Jacarandás para quem floresceu

Jacarandás para quem floresceu

Correio do Povo premiou destaques dos livros

publicidade

 

      Estão floridos os jacarandás. O Correio do Povo, com apoio do Banrisul e do PUCRS Cultura, concedeu o seu Prêmio Jacarandá a cinco destaques destes tempos de pandemia: o livro “A avesso da pele”, de Jeferson Tenório; o escritor José Falero, autor de “Vila Sapo” e “Os supridores”; Morgana Marcon, diretora da Biblioteca Pública do Rio Grande do Sul; a livraria Bamboletras; e Renata Agro Balbueno, auditora pública que bancou do próprio bolso o aluguel da livraria e editora Taverna quando soube que os proprietários estavam no sufoco. Participei do júri com Luiz Gonzaga, Paulo Mendes e Marcos Santuário.

      Tenório, carioca radicado em Porto Alegre, conseguiu o que todo escritor sonha: ser reconhecido nacionalmente. Ele já havia chamado a atenção com “O beijo na parede”, o seu romance de estreia. Já com o selo da Cia das Letras, explodiu e vai ser editado em vários países europeus. Falero impressionou com “Vila Sapo”. A poderosa editora Todavia não perdeu tempo e lançou não faz muito o seu “Os supridores”. A literatura de Falero tem laivos de Jean Genet, fagulhas de Céline, sobressaltos de Roberto Arlt. Alguém pode achar exagerado. O que fazer quando uma leitura nos provoca comparações assim? Negar? Fruir.

      A Bamboletras é um oásis na Cidade Baixa. Casa de quem gosta mesmo de livros. Fundada em 1995, tem o Milton Ribeiro no comando nos últimos dois anos. Faz parte do circuito livro-cinema em shopping com sabor de cotidiano e vida fora das grandes estruturas hermeticamente fechadas de aço e vidro escuro. Morgana Marcon dá seu sangue pela Biblioteca Pública há muito tempo. Jovem repórter, eu fui entrevistá-la. Biblioteca pública em tempos digitais assume ar de espécie ameaçada. Já a Renata Agro Balbueno deu um exemplo inacreditável, de arrepiar. Não pediu recompensa, não quis aparecer quando teve reportagem sobre o seu feito em rede nacional de televisão, ficou na dela, discreta, elegante e benfeitora dos livros. Salvou a Taverna, que vai se instalar agora no térreo da Casa de Cultura Mario Quintana.

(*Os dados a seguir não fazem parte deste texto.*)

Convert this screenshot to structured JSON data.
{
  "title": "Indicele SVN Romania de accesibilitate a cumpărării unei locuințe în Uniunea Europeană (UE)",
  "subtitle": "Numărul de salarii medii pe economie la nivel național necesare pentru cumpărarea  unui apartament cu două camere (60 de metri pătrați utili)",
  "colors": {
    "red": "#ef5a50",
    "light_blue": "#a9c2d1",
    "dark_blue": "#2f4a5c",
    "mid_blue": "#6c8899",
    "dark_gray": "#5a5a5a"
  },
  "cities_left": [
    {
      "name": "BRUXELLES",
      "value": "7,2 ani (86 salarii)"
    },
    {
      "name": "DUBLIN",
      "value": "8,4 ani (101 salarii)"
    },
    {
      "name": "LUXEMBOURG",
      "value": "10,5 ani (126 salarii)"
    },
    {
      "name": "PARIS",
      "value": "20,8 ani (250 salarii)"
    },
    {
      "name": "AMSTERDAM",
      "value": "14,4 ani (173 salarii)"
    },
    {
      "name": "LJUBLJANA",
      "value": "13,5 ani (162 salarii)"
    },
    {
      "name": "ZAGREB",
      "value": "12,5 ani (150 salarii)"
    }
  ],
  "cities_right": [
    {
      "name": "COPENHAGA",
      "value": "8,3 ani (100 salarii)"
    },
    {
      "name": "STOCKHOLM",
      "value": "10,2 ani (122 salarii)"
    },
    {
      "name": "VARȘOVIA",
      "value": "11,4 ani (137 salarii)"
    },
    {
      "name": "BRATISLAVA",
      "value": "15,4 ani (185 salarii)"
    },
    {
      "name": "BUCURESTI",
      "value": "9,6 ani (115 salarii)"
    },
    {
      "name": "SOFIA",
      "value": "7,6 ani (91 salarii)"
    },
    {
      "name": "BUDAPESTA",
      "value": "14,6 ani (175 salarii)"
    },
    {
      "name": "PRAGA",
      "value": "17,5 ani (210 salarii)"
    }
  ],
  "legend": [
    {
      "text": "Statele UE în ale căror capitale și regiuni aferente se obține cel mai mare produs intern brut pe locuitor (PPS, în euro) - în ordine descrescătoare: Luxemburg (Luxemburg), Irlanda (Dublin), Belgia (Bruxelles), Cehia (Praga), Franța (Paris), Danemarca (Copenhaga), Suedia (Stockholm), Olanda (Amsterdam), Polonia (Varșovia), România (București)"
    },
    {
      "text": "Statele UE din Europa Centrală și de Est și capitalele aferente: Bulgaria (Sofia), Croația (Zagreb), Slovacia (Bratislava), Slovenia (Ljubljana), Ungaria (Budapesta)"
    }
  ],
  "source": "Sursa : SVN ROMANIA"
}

      Há tenta gente que merece prêmio: Luiz Maurício Azevedo e Fernanda Bastos, por exemplo, pela editora Figura de Linguagem, focada em autores negros. Luiz Maurício brilha também com autor (“Pequeno espólio do mal” e “A manipulação das ostras” são ótimos) e crítico literário. Outro que merece prêmio é Luís Gomes, editor da Sulina, que pilota um catálogo precioso em cinema e ciências humanas. Foi a Sulina de Luís Gomes que introduziu Michel Houellebecq no Brasil, com “Partículas elementares” e “Extensão do domínio da luta”. Foi ele também que lançou o próprio Jeferson Tenório. A livraria Baleia também faz um trabalho que encanta muitos leitores. A safra é excelente.

*

Falando em homenagens, recebi, junto com outros maravilhosos colegas, entre os quais a minha amiga Cristiane Finger, a medalha Irmão Afonso pelos meus 25 anos de PUCRS. Um quarto de século como professor. Entrei na PUCRS, como aluno, em 1980. São 40 anos de recompensas. Uma das melhores é quando um aluno diz assim: “Muito boa a sua aula”.